Tuesday round-up
on Oct 9, 2018 at 6:55 am
This morning, Justice Brett Kavanaugh will join the Supreme Court bench for the first time to hear argument in two cases, both involving the mandatory sentencing enhancement provisions of the Armed Career Criminal Act. In Stokeling v. United States, the court will consider whether a state-law robbery offense meets the ACCA’s definition of a violent felony. Rory Little previewed the case for this blog. Matt Farnum and Trevor O’Bryan have a preview at Cornell Law School’s Legal Information Institute. The second argument is in two consolidated cases, United States v. Stitt and United States v. Sims, both of which involve the “generic” definition of burglary for the purposes of an ACCA enhancement. This blog’s preview again came from Rory Little, while Clotilde Le Roy and Jarrett Field preview Stitt and Sims for Cornell. Subscript Law has a graphic explainer.
Last night Kavanaugh took his ceremonial oath, which had already been administered privately on Saturday, during a public event in the East Room of the White House. Mark Walsh covers the event for this blog. Additional coverage comes from Richard Wolf for USA Today, who reports that Kavanaugh’s appearance at the ceremony “follows a whirlwind weekend in which he was confirmed by the Senate, sworn in, hired law clerks and assembled his high court chambers.” For The Washington Post, Robert Barnes reports that “Kavanaugh has made good on his pledge to hire women to serve as his law clerks, becoming the first justice to have an all-female staff.”

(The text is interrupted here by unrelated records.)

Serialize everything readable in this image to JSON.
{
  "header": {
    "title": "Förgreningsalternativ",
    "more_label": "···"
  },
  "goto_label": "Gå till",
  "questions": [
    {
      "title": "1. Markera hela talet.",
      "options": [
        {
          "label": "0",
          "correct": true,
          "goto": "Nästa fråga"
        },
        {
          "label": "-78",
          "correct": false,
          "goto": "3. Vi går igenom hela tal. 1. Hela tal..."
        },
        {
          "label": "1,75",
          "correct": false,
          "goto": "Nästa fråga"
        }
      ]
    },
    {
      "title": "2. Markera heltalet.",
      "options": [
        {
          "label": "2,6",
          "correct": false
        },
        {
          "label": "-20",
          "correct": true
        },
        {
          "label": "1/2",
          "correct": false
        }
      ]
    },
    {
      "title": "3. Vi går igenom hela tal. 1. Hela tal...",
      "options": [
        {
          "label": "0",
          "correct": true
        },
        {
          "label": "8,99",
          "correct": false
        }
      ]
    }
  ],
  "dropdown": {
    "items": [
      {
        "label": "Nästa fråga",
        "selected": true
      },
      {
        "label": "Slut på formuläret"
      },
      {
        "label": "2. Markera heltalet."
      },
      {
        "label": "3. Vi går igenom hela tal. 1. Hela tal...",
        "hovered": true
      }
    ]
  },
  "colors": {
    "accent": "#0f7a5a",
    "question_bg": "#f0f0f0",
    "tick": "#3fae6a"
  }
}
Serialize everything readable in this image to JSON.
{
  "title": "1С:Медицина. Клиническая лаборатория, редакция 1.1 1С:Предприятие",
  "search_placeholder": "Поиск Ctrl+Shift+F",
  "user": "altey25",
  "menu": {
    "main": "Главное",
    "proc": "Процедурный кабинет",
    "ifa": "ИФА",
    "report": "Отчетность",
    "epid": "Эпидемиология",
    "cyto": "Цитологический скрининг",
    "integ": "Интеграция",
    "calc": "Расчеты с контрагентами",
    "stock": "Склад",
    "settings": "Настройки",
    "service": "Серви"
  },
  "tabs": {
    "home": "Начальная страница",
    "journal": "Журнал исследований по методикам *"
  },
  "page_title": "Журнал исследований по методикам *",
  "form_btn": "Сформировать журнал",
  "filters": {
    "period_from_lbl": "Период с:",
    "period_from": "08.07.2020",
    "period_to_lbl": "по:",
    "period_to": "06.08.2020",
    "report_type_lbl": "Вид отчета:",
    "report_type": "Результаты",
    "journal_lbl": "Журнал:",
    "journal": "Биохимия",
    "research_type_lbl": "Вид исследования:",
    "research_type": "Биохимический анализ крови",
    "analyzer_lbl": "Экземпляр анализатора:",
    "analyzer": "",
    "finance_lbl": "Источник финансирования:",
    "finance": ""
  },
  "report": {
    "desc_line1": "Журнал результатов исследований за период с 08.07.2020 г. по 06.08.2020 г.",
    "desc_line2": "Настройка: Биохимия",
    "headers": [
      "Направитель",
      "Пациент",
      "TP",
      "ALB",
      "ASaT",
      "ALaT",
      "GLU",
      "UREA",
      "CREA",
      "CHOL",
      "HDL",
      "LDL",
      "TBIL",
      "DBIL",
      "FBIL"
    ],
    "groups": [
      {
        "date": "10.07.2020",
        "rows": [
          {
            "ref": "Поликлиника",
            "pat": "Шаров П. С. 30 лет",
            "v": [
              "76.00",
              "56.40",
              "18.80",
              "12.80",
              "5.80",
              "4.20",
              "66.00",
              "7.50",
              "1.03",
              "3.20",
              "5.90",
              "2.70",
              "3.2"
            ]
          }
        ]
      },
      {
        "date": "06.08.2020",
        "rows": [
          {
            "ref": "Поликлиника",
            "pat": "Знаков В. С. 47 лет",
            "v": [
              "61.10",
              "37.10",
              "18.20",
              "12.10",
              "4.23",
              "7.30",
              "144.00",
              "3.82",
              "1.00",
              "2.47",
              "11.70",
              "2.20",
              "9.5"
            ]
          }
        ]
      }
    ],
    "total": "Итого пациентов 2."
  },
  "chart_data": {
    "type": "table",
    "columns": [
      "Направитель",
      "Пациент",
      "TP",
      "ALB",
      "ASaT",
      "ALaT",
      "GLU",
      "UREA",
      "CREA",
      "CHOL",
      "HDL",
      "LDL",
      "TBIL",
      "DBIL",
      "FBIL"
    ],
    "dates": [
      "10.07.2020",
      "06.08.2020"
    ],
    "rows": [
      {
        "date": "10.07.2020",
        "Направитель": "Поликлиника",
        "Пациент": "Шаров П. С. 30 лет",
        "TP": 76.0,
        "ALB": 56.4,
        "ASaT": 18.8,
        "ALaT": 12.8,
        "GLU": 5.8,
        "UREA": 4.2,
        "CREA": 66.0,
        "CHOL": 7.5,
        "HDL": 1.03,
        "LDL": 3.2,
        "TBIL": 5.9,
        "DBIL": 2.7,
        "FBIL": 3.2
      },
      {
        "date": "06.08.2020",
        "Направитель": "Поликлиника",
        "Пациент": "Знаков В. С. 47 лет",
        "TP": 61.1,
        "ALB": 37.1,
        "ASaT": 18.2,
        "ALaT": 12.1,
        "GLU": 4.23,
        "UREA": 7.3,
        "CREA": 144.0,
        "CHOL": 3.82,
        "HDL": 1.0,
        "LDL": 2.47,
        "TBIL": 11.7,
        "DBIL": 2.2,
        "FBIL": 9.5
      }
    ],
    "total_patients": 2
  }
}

Joan Biskupic writes at CNN that “with the addition of Kavanaugh, the high court passed a new marker of exclusivity: For the first time ever, a majority of the sitting justices once served as Supreme Court law clerks.” At The National Law Journal (subscription or registration required), Tony Mauro reports on the extent to which Justice Clarence Thomas’ experience “may foreshadow how … Kavanaugh will be received when he joins his new colleagues.” Commentary and analysis on Kavanaugh confirmation come from Garrett Epps for The Atlantic, the editorial board of The Wall Street Journal, Lisa Keen at Keen News Service, Joan Biskupic for CNN, David French at National Review, Michael Dorf at Take Care, Kenneth Jost at Jost on Justice, Julio Gonzales at The Federalist, Katrina Trinko at The Daily Signal, Tom Ginsburg and Aziz Huq at Take Care, Bill Blum at truthdig, Andrew McCarthy in an op-ed at The Hill, and Michael Bobelian at Forbes.

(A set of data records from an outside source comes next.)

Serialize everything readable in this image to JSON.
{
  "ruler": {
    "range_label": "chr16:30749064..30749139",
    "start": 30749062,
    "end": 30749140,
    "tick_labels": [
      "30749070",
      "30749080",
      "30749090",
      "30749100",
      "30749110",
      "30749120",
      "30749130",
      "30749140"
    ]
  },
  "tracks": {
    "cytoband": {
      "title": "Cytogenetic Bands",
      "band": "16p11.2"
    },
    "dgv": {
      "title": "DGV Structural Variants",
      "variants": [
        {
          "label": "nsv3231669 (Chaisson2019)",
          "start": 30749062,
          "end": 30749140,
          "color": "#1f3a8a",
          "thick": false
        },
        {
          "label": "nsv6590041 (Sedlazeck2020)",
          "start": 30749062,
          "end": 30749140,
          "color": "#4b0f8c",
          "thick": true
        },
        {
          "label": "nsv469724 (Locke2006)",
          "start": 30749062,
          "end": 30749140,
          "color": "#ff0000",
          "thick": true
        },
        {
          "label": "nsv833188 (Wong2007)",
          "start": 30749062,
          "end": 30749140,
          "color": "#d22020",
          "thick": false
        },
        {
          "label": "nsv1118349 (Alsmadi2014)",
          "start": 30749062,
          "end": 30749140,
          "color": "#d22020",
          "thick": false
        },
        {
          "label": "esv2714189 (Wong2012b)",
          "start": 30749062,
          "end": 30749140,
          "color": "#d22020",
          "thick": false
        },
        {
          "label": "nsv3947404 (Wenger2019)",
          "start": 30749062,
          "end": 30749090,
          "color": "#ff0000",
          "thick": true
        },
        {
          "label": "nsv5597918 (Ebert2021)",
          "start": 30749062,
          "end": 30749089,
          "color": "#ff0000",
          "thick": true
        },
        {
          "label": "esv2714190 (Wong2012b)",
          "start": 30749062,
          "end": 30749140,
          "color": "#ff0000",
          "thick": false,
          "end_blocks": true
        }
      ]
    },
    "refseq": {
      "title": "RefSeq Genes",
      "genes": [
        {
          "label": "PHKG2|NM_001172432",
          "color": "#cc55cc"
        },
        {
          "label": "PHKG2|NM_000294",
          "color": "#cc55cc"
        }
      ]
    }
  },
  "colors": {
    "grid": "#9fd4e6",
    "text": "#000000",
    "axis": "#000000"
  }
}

The latest episode of First Mondays (podcast) “cover[s] labor law’s intersection with arbitration, the takings clause and immigration,” recapping “last week’s arguments in Knick v. Township of Scott and New Prime Inc. v. Oliveira while also previewing this week’s argument in Nielsen v. Preap.” In a podcast at Howe on the Court, Amy Howe “run down the Supreme-Court-related news of the week, including the first oral argument of the term in a death penalty case, the justices’ latest orders and the process leading to the confirmation of Brett Kavanaugh.” More discussion of last week’s oral arguments comes from Mary Reichard at The World and Everything In It.
Briefly:
- In two posts at the Yale Journal on Regulation’s Notice & Comment blog, here and here, Bernard Bell previews Thacker v. Tennessee Valley Authority, in which the justices will decide whether an implied discretionary function exception bars a negligence claim against the TVA.

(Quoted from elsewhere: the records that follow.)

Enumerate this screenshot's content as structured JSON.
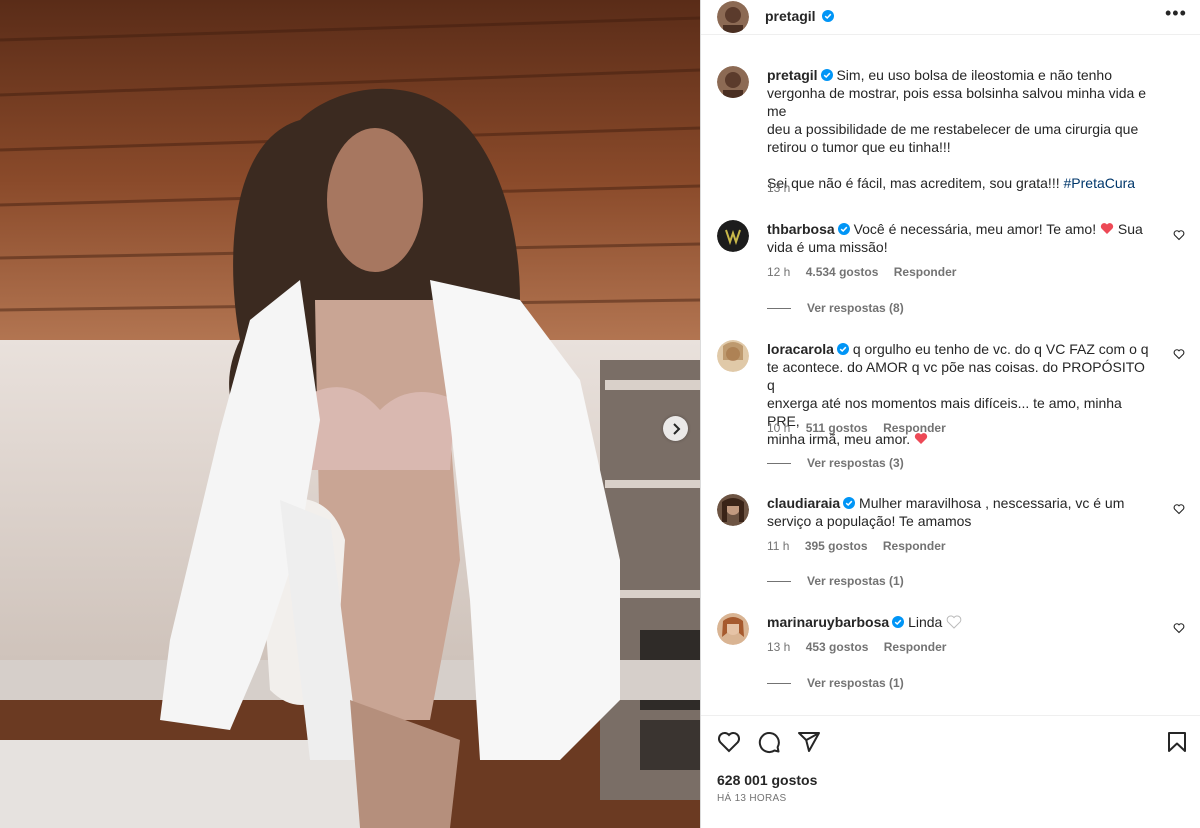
{
  "post": {
    "author": "pretagil",
    "more_icon": "more-options-icon",
    "caption_lines": [
      "Sim, eu uso bolsa de ileostomia e não tenho",
      "vergonha de mostrar, pois essa bolsinha salvou minha vida e me",
      "deu a possibilidade de me restabelecer de uma cirurgia que",
      "retirou o tumor que eu tinha!!!"
    ],
    "caption_second": "Sei que não é fácil, mas acreditem, sou grata!!!",
    "hashtag": "#PretaCura",
    "caption_time": "13 h",
    "likes": "628 001 gostos",
    "posted": "HÁ 13 HORAS"
  },
  "comments": [
    {
      "user": "thbarbosa",
      "text_lines": [
        "Você é necessária, meu amor! Te amo! ",
        "vida é uma missão!"
      ],
      "text_tail_1": " Sua",
      "time": "12 h",
      "likes": "4.534 gostos",
      "reply": "Responder",
      "view_replies": "Ver respostas (8)"
    },
    {
      "user": "loracarola",
      "text_lines": [
        "q orgulho eu tenho de vc. do q VC FAZ com o q",
        "te acontece. do AMOR q vc põe nas coisas. do PROPÓSITO q",
        "enxerga até nos momentos mais difíceis... te amo, minha PRE,",
        "minha irmã, meu amor. "
      ],
      "time": "10 h",
      "likes": "511 gostos",
      "reply": "Responder",
      "view_replies": "Ver respostas (3)"
    },
    {
      "user": "claudiaraia",
      "text_lines": [
        "Mulher maravilhosa , nescessaria, vc é um",
        "serviço a população! Te amamos"
      ],
      "time": "11 h",
      "likes": "395 gostos",
      "reply": "Responder",
      "view_replies": "Ver respostas (1)"
    },
    {
      "user": "marinaruybarbosa",
      "text_lines": [
        "Linda "
      ],
      "time": "13 h",
      "likes": "453 gostos",
      "reply": "Responder",
      "view_replies": "Ver respostas (1)"
    }
  ],
  "colors": {
    "verified": "#0095f6",
    "heart_red": "#ed4956",
    "secondary_text": "#737373",
    "hashtag": "#00376b"
  },
  "icons": [
    "like-icon",
    "comment-icon",
    "share-icon",
    "save-icon",
    "next-arrow-icon",
    "verified-icon",
    "heart-icon"
  ]
}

- At Outsourcing Justice, Imre Szalai discusses last week’s oral argument in New Prime Inc. v. Oliveira, about the scope of an exemption in the Federal Arbitration Act for transportation workers involved in interstate commerce, suggesting that “after the oral argument, it looks like an 8-0 decision in favor of the workers could actually occur.”
- At The Atlantic, Garrett Epps looks at Nielsen v. Preap, a case on tomorrow’s argument docket involving the immigration law’s mandatory detention provision, noting that “the heart of the dispute is an everyday word: when.”